Göbel hat viele Kunden und Getränkemärkte in der Region

Das Unternehmen betreibt zahlreiche Getränkemärkte in einem Umkreis von etwa 150 Kilometern, die von Neu-Ulm aus beliefert werden. Zu den Kunden gehören auch 450 gastronomische Betriebe in Süddeutschland, die aus mehr als 1500 Produkten auswählen können.

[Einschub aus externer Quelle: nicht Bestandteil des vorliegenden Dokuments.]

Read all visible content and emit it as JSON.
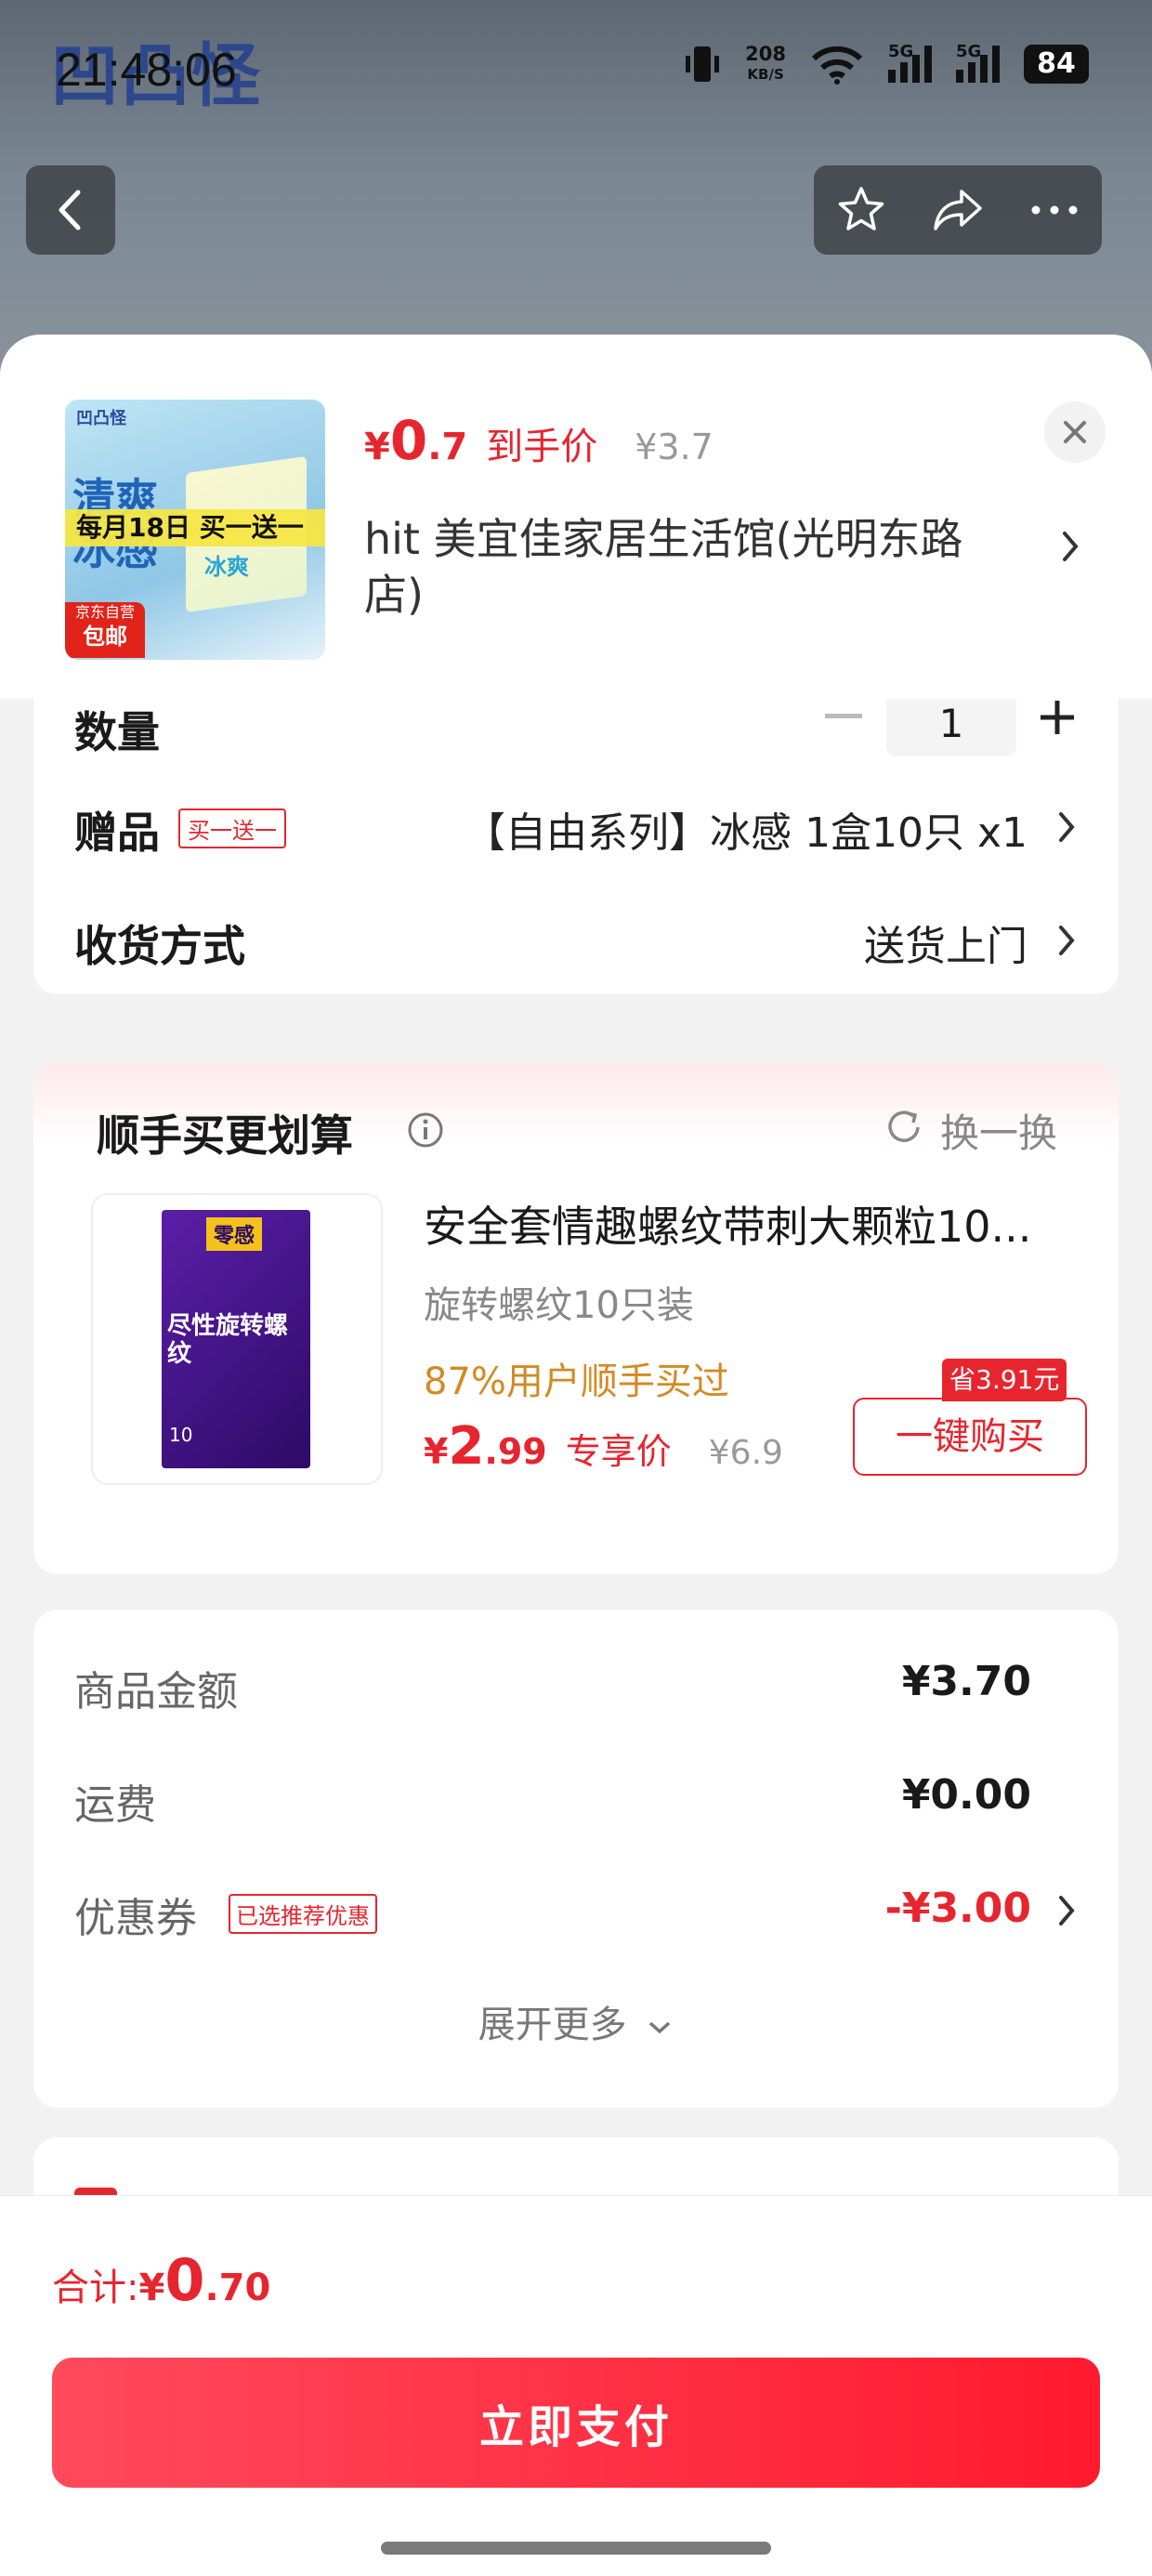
{
  "status_bar": {
    "time": "21:48:06",
    "speed_value": "208",
    "speed_unit": "KB/S",
    "net1": "5G",
    "net2": "5G",
    "battery": "84"
  },
  "background": {
    "brand": "凹凸怪"
  },
  "product": {
    "thumb_brand": "凹凸怪",
    "thumb_promo": "每月18日 买一送一",
    "thumb_line1": "清爽",
    "thumb_line2": "冰感",
    "thumb_box": "冰爽",
    "thumb_tag1": "京东自营",
    "thumb_tag2": "包邮",
    "price_symbol": "¥",
    "price_int": "0",
    "price_dec": ".7",
    "price_label": "到手价",
    "original_price": "¥3.7",
    "shop_name": "hit  美宜佳家居生活馆(光明东路店)"
  },
  "options": {
    "quantity_label": "数量",
    "quantity": "1",
    "gift_label": "赠品",
    "gift_badge": "买一送一",
    "gift_value": "【自由系列】冰感 1盒10只 x1",
    "delivery_label": "收货方式",
    "delivery_value": "送货上门"
  },
  "bundle": {
    "title": "顺手买更划算",
    "refresh_label": "换一换",
    "item_name": "安全套情趣螺纹带刺大颗粒10...",
    "item_spec": "旋转螺纹10只装",
    "item_stat": "87%用户顺手买过",
    "price_symbol": "¥",
    "price_int": "2",
    "price_dec": ".99",
    "price_label": "专享价",
    "original_price": "¥6.9",
    "save_badge": "省3.91元",
    "buy_button": "一键购买",
    "box_brand": "零感",
    "box_big": "尽性旋转螺纹",
    "box_count": "10"
  },
  "summary": {
    "goods_label": "商品金额",
    "goods_value": "¥3.70",
    "shipping_label": "运费",
    "shipping_value": "¥0.00",
    "coupon_label": "优惠券",
    "coupon_badge": "已选推荐优惠",
    "coupon_value": "-¥3.00",
    "expand_label": "展开更多"
  },
  "footer": {
    "total_label": "合计: ",
    "total_symbol": "¥",
    "total_int": "0",
    "total_dec": ".70",
    "pay_button": "立即支付"
  },
  "colors": {
    "accent": "#e7252f",
    "pay_button": "#ff2a3c",
    "orange_text": "#d38a24"
  }
}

Die braune Blubberbrause war vor fast sechs Jahrzehnten in Neu-Ulm eingeführt worden. Dr. Max Grasmann, der Mann hinter der damaligen Münster-Brauerei in Ulm erhielt damals die Konzession des US-Konzerns. Auf dem Gelände der Ulmer Münster-Brauerei wurde bis zum Umzug 1985/86 nach Neu-Ulm die begehrte Blubberlimo abgefüllt. 100 Arbeitsplätze wechselten ins Neu-Ulmer Industriegebiet.

Dort kommen in den besten Zeiten zum Coca-Cola-Konzentrat stündlich 35 Kubikmeter Wasser, 15 Tonnen Zucker täglich und pro Minute vier Kubikmeter Pressluft. 1997 wurde die Neu-Ulmer Abfüllung geschlossen. Die auf Glasflaschen eingestellte 186 Tonnen schwere Anlage wurde Opfer des Plastikbooms. Zu Hochzeiten arbeiteten einmal 200 Menschen in Neu-Ulm für Coca-Cola und seinen Konzessionär.